Fin du travail ou plein emploi ? Une rencontre débat avec Raphaël Liogier et Sabina ISSEHNANE  dans le cadre du cycle des séminaires FACE AUX GRANDES TENDANCES DU CAPITALISME CONTEMPORAIN QUE PEUT ETRE AUJOURD’HUI UNE POLITIQUE « A GAUCHE » ? 10ème séminaire

Sabina Issehnane est économiste. Elle constate que beaucoup d’affirmations faites par certains économistes (l’informatisation entraîne des gains de productivité, le chômage est une conséquence de ces gains de productivité…) n’ont pas, dans les faits, été constatées voire ont été démenties. Les « Trente Glorieuses » ont  été une période à la fois de gains de productivité et de plein emploi.

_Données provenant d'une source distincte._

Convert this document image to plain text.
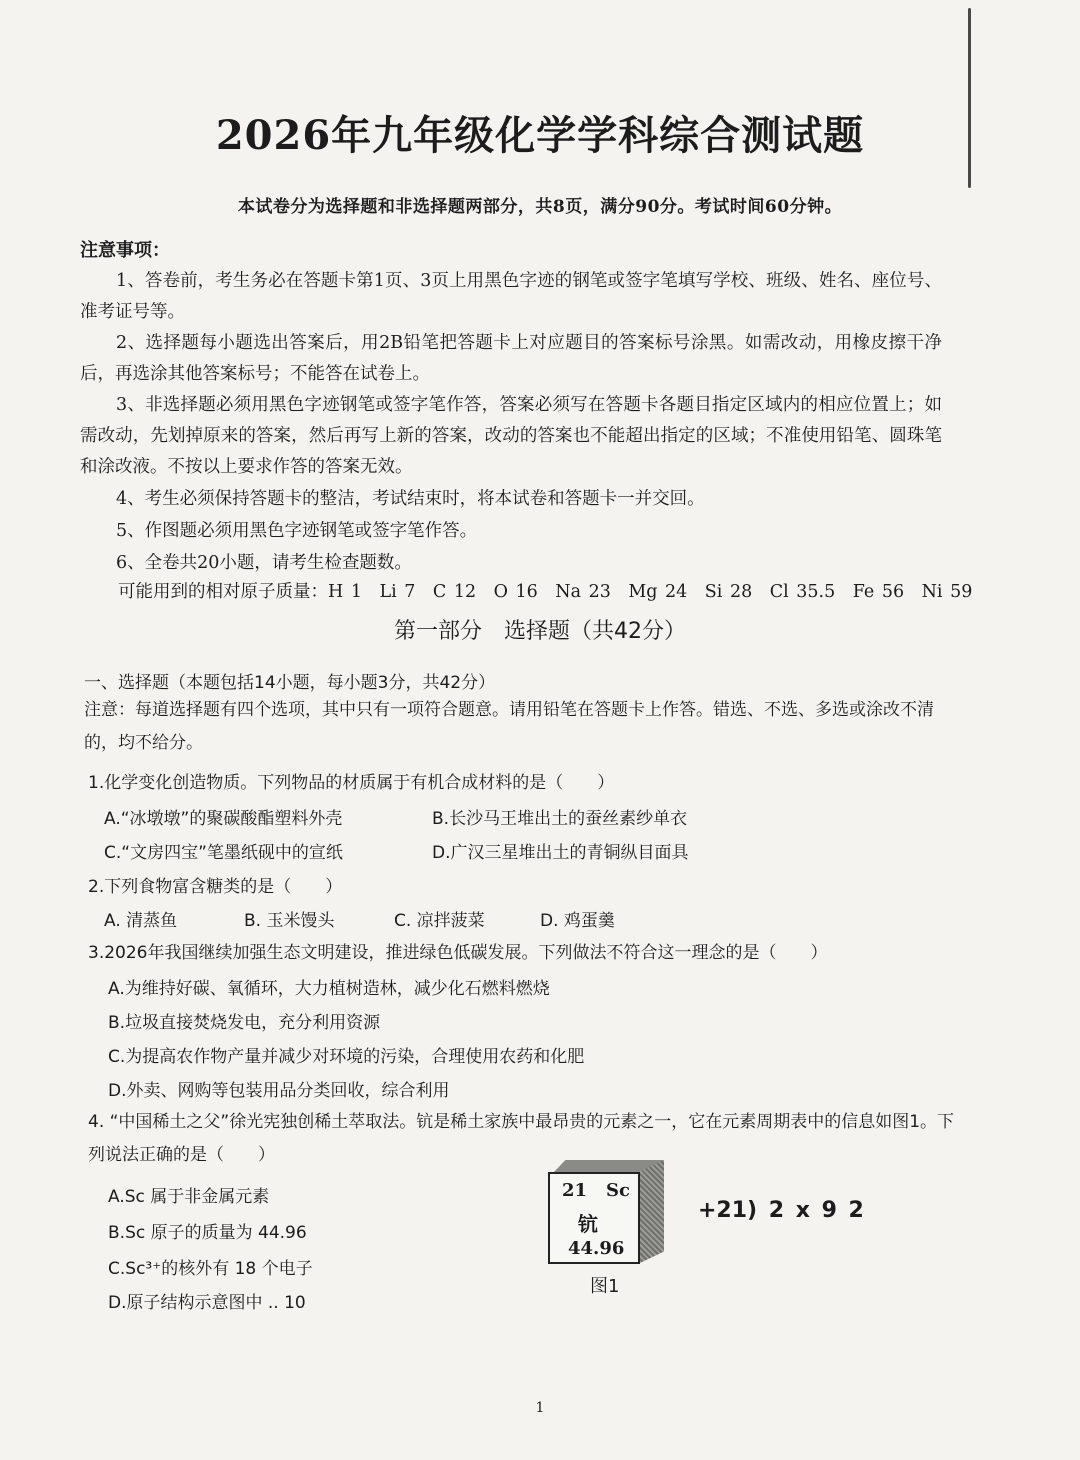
2026年九年级化学学科综合测试题
本试卷分为选择题和非选择题两部分，共8页，满分90分。考试时间60分钟。
注意事项：
1、答卷前，考生务必在答题卡第1页、3页上用黑色字迹的钢笔或签字笔填写学校、班级、姓名、座位号、准考证号等。
2、选择题每小题选出答案后，用2B铅笔把答题卡上对应题目的答案标号涂黑。如需改动，用橡皮擦干净后，再选涂其他答案标号；不能答在试卷上。
3、非选择题必须用黑色字迹钢笔或签字笔作答，答案必须写在答题卡各题目指定区域内的相应位置上；如需改动，先划掉原来的答案，然后再写上新的答案，改动的答案也不能超出指定的区域；不准使用铅笔、圆珠笔和涂改液。不按以上要求作答的答案无效。
4、考生必须保持答题卡的整洁，考试结束时，将本试卷和答题卡一并交回。
5、作图题必须用黑色字迹钢笔或签字笔作答。
6、全卷共20小题，请考生检查题数。
可能用到的相对原子质量：H 1　Li 7　C 12　O 16　Na 23　Mg 24　Si 28　Cl 35.5　Fe 56　Ni 59
第一部分　选择题（共42分）
一、选择题（本题包括14小题，每小题3分，共42分）
注意：每道选择题有四个选项，其中只有一项符合题意。请用铅笔在答题卡上作答。错选、不选、多选或涂改不清的，均不给分。
1.化学变化创造物质。下列物品的材质属于有机合成材料的是（　　）
A.“冰墩墩”的聚碳酸酯塑料外壳	B.长沙马王堆出土的蚕丝素纱单衣
C.“文房四宝”笔墨纸砚中的宣纸	D.广汉三星堆出土的青铜纵目面具
2.下列食物富含糖类的是（　　）
A. 清蒸鱼	B. 玉米馒头	C. 凉拌菠菜	D. 鸡蛋羹
3.2026年我国继续加强生态文明建设，推进绿色低碳发展。下列做法不符合这一理念的是（　　）
A.为维持好碳、氧循环，大力植树造林，减少化石燃料燃烧
B.垃圾直接焚烧发电，充分利用资源
C.为提高农作物产量并减少对环境的污染，合理使用农药和化肥
D.外卖、网购等包装用品分类回收，综合利用
4. “中国稀土之父”徐光宪独创稀土萃取法。钪是稀土家族中最昂贵的元素之一，它在元素周期表中的信息如图1。下列说法正确的是（　　）
A.Sc 属于非金属元素
B.Sc 原子的质量为 44.96
C.Sc³⁺的核外有 18 个电子
D.原子结构示意图中 .. 10
21 Sc
钪
44.96
图1
+21) 2 x 9 2
1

Dans les deux derniers siècles la productivité du travail a été multipliée par trente, la production par vingt-six, et la durée individuelle du travail a été divisée par deux.
L’avenir est donc pour le moins incertain !
Et le présent nous montre que le chômage n’est pas lié à l’accroissement de la productivité mais plutôt au partage de la valeur ajoutée qui s’est fait en faveur du capital et au détriment du travail.

Aujourd’hui la question est de savoir comment diviser le travail : de manière individuelle (contrats courts, précaires, temps partiels…) avec accroissement de la pauvreté, ou partage collectif via une régulation collective du temps de travail : abaissement de l’âge légal du départ à la retraite, diminution de la durée hebdomadaire du travail, augmentation des congés payés…

Certes l’emploi peut être source d’aliénation, mais il est aussi facteur d’émancipation dans la mesure où il permet à chacun.e de subvenir à ses besoins.

Au-delà de toutes ces questions se pose donc l’enjeu du projet de société que l’on veut construire.

Sabina ISSEHNANE est maître de conférences à l’Université Rennes 2 et chercheure associée au Centre d’études de l’emploi. Ses domaines de recherche sont l’économie du travail et l’économie de l’éducation, plus particulièrement l’insertion des jeunes, les transitions formation-emploi, les politiques de l’emploi et de formation professionnelle. Elle est coauteure de Le plein emploi, c’est possible ! (Syllepse, 2016).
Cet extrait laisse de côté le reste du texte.